8. An Era of Constant Experimentation
In the end, our education systems will need to enter an era of constant experimentation. The steady shifting of technologies, attitudes, and lifestyles demand a symbiotic relationship be formed between schools and their students. And this will never be a static relationship.
Final Thoughts
“Over the next century, three countries will emerge to rival the power of the U.S. – Japan, Poland, and Turkey” — George Friedman, Author of The Next 100 Years
I’m not sure Friedman did any favors for Turkey by making this proclamation, putting them into the global spotlight, setting them up for constant scrutiny.
However, the country of Turkey is well-positioned to become a major player on the world stage. They exist as a vibrant economic hub uniquely positioned with one foot in Europe, one foot in the Middle East, and a third foot in Asia.

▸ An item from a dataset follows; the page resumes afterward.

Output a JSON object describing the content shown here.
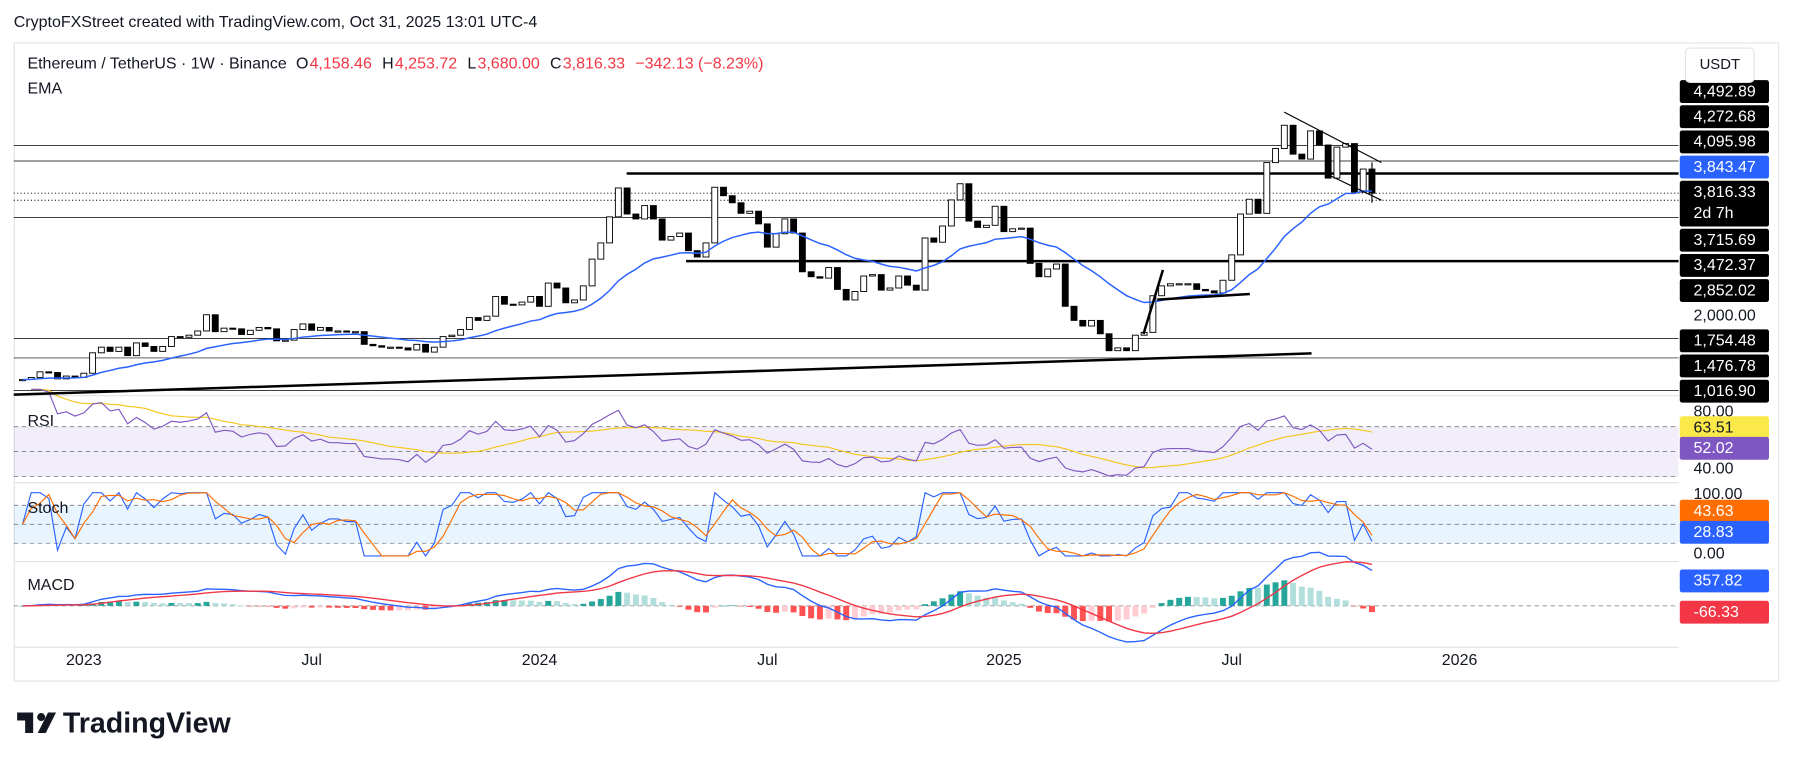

As a people, they are a democratic, secular, unitary, constitutional republic with an ancient cultural heritage.
The first steps they will need to take to signal a rebirth of Turkish education will begin with a diffusion of central power followed by new strategies for checks and balances with real-time monitoring without real-time scrutiny. They will also need to look at new funding approaches that yield a more equitable distribution of resources between the big cities and rural communities.
And most importantly, they will need to create a culture that encourages crazy ideas and innovative approaches. We learn much from our failures, but nothing if we don’t try.